BEIJING – Alibaba Group, one of the largest and most influential tech companies in China, announced today, that it will split into six business groups, each with its own CEO and board of directors. This is the most significant reorganization in the company’s 24-year history, and it has implications for its future growth, competitiveness and regulatory compliance.

The six business groups are:

– Cloud Intelligence Group: This group will focus on Alibaba’s cloud computing and artificial intelligence (AI) activities, which are seen as key drivers of innovation and digital transformation. Alibaba CEO Daniel Zhang will also head this group.
– Taobao Tmall Commerce Group: This group will cover Alibaba’s core e-commerce platforms, including Taobao and Tmall, which account for most of its revenue and profit. This group will remain wholly owned by Alibaba and will not seek external funding or listing.
– Local Services Group: This group will cover Alibaba’s local services businesses, such as food delivery platform and mapping service AutoNavi. Yu Yongfu, a former CEO of Alibaba’s digital media and entertainment group, will lead this group.
– Cainiao Smart Logistics: This group will cover Alibaba’s logistics network and services, which enable fast and efficient delivery of goods across China and beyond. Wan Lin, who has been the CEO of Cainiao since 2018, will continue in this role.
– Global Digital Commerce Group: This group will cover Alibaba’s international e-commerce businesses, such as AliExpress and Lazada, which cater to consumers outside China. Jiang Fan, who has been the president of Taobao and Tmall since 2019, will serve as the CEO of this group.
– Digital Media and Entertainment Group: This group will cover Alibaba’s media and entertainment businesses, such as streaming platform Youku and movie studio Alibaba Pictures. Fan Luyuan, who has been the CEO of Youku since 2017, will lead this group.

According to Zhang’s letter to employees, the restructuring is designed to “unlock shareholder value and foster market competitiveness”. He said that each business group will have the autonomy and flexibility to pursue independent fundraising and public listing when they are ready, except for the Taobao Tmall Commerce Group. He also said that the restructuring will help Alibaba adapt to the changing market environment and regulatory landscape in China.

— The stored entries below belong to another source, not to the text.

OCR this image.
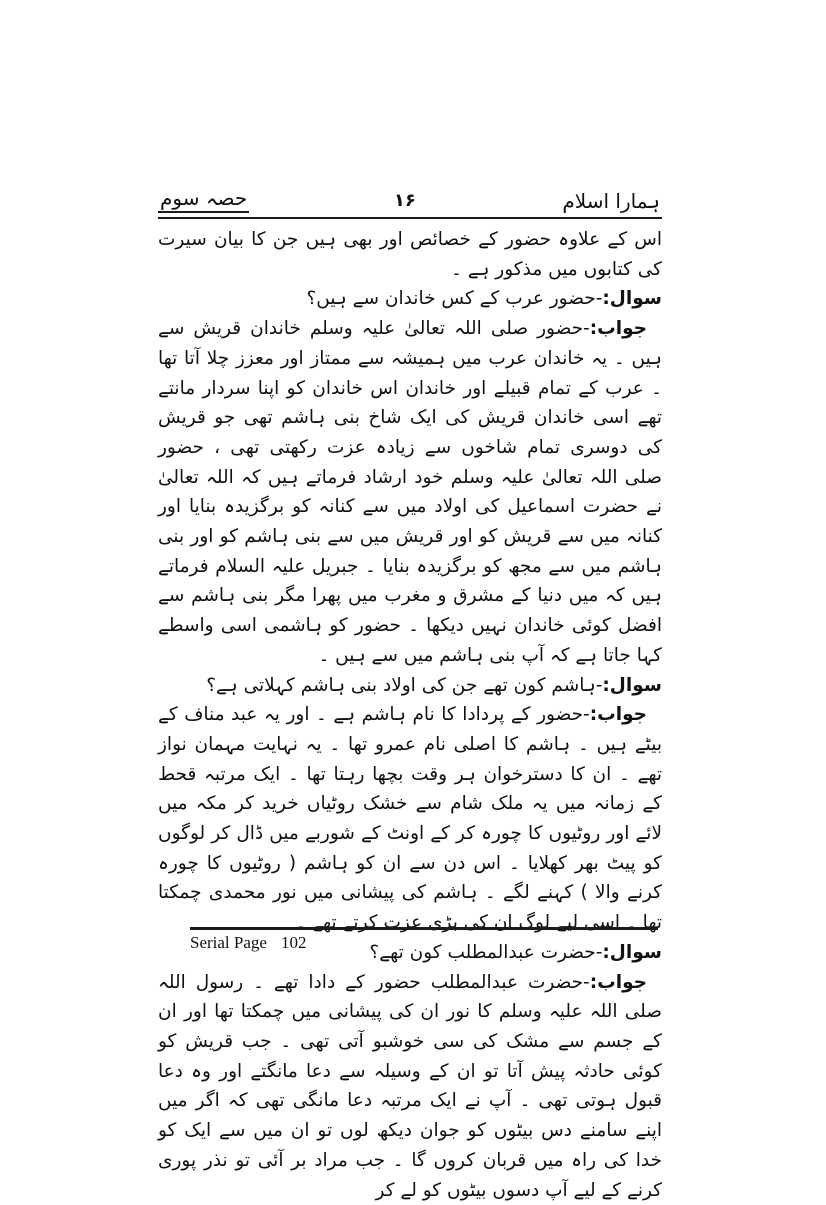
حصہ سوم	۱۶	ہمارا اسلام

اس کے علاوہ حضور کے خصائص اور بھی ہیں جن کا بیان سیرت کی کتابوں میں مذکور ہے ۔

سوال:-حضور عرب کے کس خاندان سے ہیں؟

جواب:-حضور صلی اللہ تعالیٰ علیہ وسلم خاندان قریش سے ہیں ۔ یہ خاندان عرب میں ہمیشہ سے ممتاز اور معزز چلا آتا تھا ۔ عرب کے تمام قبیلے اور خاندان اس خاندان کو اپنا سردار مانتے تھے اسی خاندان قریش کی ایک شاخ بنی ہاشم تھی جو قریش کی دوسری تمام شاخوں سے زیادہ عزت رکھتی تھی ، حضور صلی اللہ تعالیٰ علیہ وسلم خود ارشاد فرماتے ہیں کہ اللہ تعالیٰ نے حضرت اسماعیل کی اولاد میں سے کنانہ کو برگزیدہ بنایا اور کنانہ میں سے قریش کو اور قریش میں سے بنی ہاشم کو اور بنی ہاشم میں سے مجھ کو برگزیدہ بنایا ۔ جبریل علیہ السلام فرماتے ہیں کہ میں دنیا کے مشرق و مغرب میں پھرا مگر بنی ہاشم سے افضل کوئی خاندان نہیں دیکھا ۔ حضور کو ہاشمی اسی واسطے کہا جاتا ہے کہ آپ بنی ہاشم میں سے ہیں ۔

سوال:-ہاشم کون تھے جن کی اولاد بنی ہاشم کہلاتی ہے؟

جواب:-حضور کے پردادا کا نام ہاشم ہے ۔ اور یہ عبد مناف کے بیٹے ہیں ۔ ہاشم کا اصلی نام عمرو تھا ۔ یہ نہایت مہمان نواز تھے ۔ ان کا دسترخوان ہر وقت بچھا رہتا تھا ۔ ایک مرتبہ قحط کے زمانہ میں یہ ملک شام سے خشک روٹیاں خرید کر مکہ میں لائے اور روٹیوں کا چورہ کر کے اونٹ کے شوربے میں ڈال کر لوگوں کو پیٹ بھر کھلایا ۔ اس دن سے ان کو ہاشم ( روٹیوں کا چورہ کرنے والا ) کہنے لگے ۔ ہاشم کی پیشانی میں نور محمدی چمکتا تھا ۔ اسی لیے لوگ ان کی بڑی عزت کرتے تھے ۔

سوال:-حضرت عبدالمطلب کون تھے؟

جواب:-حضرت عبدالمطلب حضور کے دادا تھے ۔ رسول اللہ صلی اللہ علیہ وسلم کا نور ان کی پیشانی میں چمکتا تھا اور ان کے جسم سے مشک کی سی خوشبو آتی تھی ۔ جب قریش کو کوئی حادثہ پیش آتا تو ان کے وسیلہ سے دعا مانگتے اور وہ دعا قبول ہوتی تھی ۔ آپ نے ایک مرتبہ دعا مانگی تھی کہ اگر میں اپنے سامنے دس بیٹوں کو جوان دیکھ لوں تو ان میں سے ایک کو خدا کی راہ میں قربان کروں گا ۔ جب مراد بر آئی تو نذر پوری کرنے کے لیے آپ دسوں بیٹوں کو لے کر

Serial Page 102
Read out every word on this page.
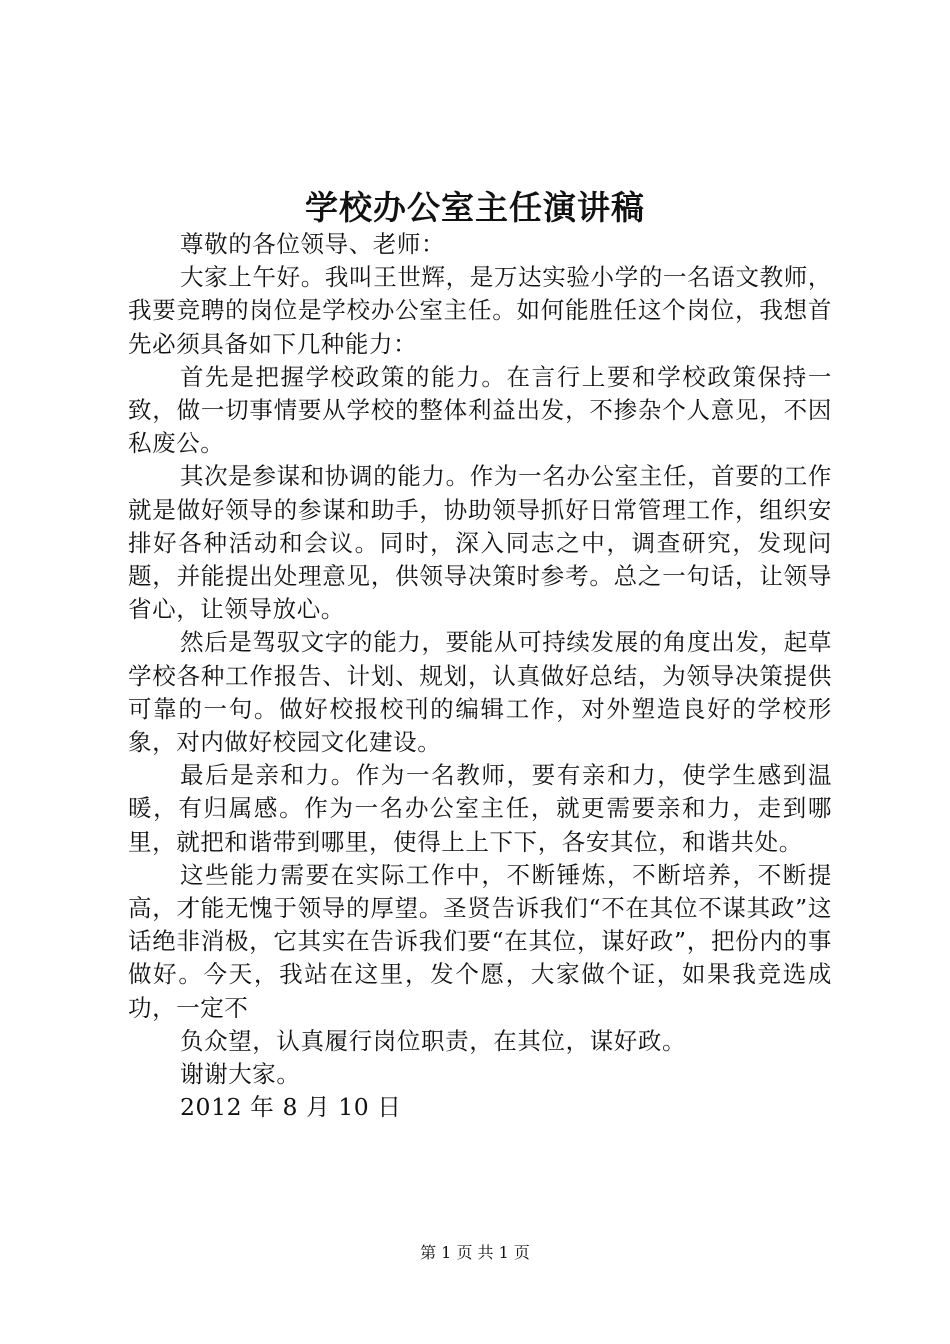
学校办公室主任演讲稿

尊敬的各位领导、老师：

大家上午好。我叫王世辉，是万达实验小学的一名语文教师，我要竞聘的岗位是学校办公室主任。如何能胜任这个岗位，我想首先必须具备如下几种能力：

首先是把握学校政策的能力。在言行上要和学校政策保持一致，做一切事情要从学校的整体利益出发，不掺杂个人意见，不因私废公。

其次是参谋和协调的能力。作为一名办公室主任，首要的工作就是做好领导的参谋和助手，协助领导抓好日常管理工作，组织安排好各种活动和会议。同时，深入同志之中，调查研究，发现问题，并能提出处理意见，供领导决策时参考。总之一句话，让领导省心，让领导放心。

然后是驾驭文字的能力，要能从可持续发展的角度出发，起草学校各种工作报告、计划、规划，认真做好总结，为领导决策提供可靠的一句。做好校报校刊的编辑工作，对外塑造良好的学校形象，对内做好校园文化建设。

最后是亲和力。作为一名教师，要有亲和力，使学生感到温暖，有归属感。作为一名办公室主任，就更需要亲和力，走到哪里，就把和谐带到哪里，使得上上下下，各安其位，和谐共处。

这些能力需要在实际工作中，不断锤炼，不断培养，不断提高，才能无愧于领导的厚望。圣贤告诉我们“不在其位不谋其政”这话绝非消极，它其实在告诉我们要“在其位，谋好政”，把份内的事做好。今天，我站在这里，发个愿，大家做个证，如果我竞选成功，一定不

负众望，认真履行岗位职责，在其位，谋好政。

谢谢大家。

2012 年 8 月 10 日

第 1 页 共 1 页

Alibaba has faced several challenges in the past two years, including slowing economic growth at home, intensifying competition from rivals such as Tencent and Pinduoduo, and increasing scrutiny from regulators over its market dominance, data security and social responsibility. In November 2020, Alibaba’s fintech affiliate Ant Group had its highly anticipated IPO suspended by regulators due to concerns over its financial risks and compliance issues. In April 2021, Alibaba was fined a record $2.8 billion by China’s antitrust watchdog for abusing its market position and restricting competition. In June 2021, Alibaba was ordered by regulators to divest its media assets due to fears over its influence on public opinion.

By splitting into six units, Alibaba may be able to mitigate some of these risks and pressures by diversifying its revenue sources, enhancing its innovation capabilities, improving its operational efficiency and satisfying different stakeholder demands. It may also be able to attract more investors and partners by offering them more choices and opportunities to participate in its various businesses. Moreover, it may be able to reduce its regulatory burden by lowering its profile as a single dominant entity and complying with different rules for different sectors.

However, the restructuring also poses some challenges and uncertainties for Alibaba. For instance, it may face coordination difficulties among its six units due to potential conflicts of interest or misalignment of goals. It may also lose some synergies or economies of scale that come from having a unified platform or ecosystem. Furthermore, it may encounter more competition or disruption from other players in each of its segments as it becomes more focused and specialized.

In conclusion, Alibaba’s decision to split into six units is a bold and strategic move that reflects its ambition to grow and compete in a complex and dynamic market. It is also a response to the changing regulatory environment that requires it to be more compliant and responsible. The success of this move will depend on how well Alibaba can balance the benefits and costs of decentralization while maintaining its core values and vision.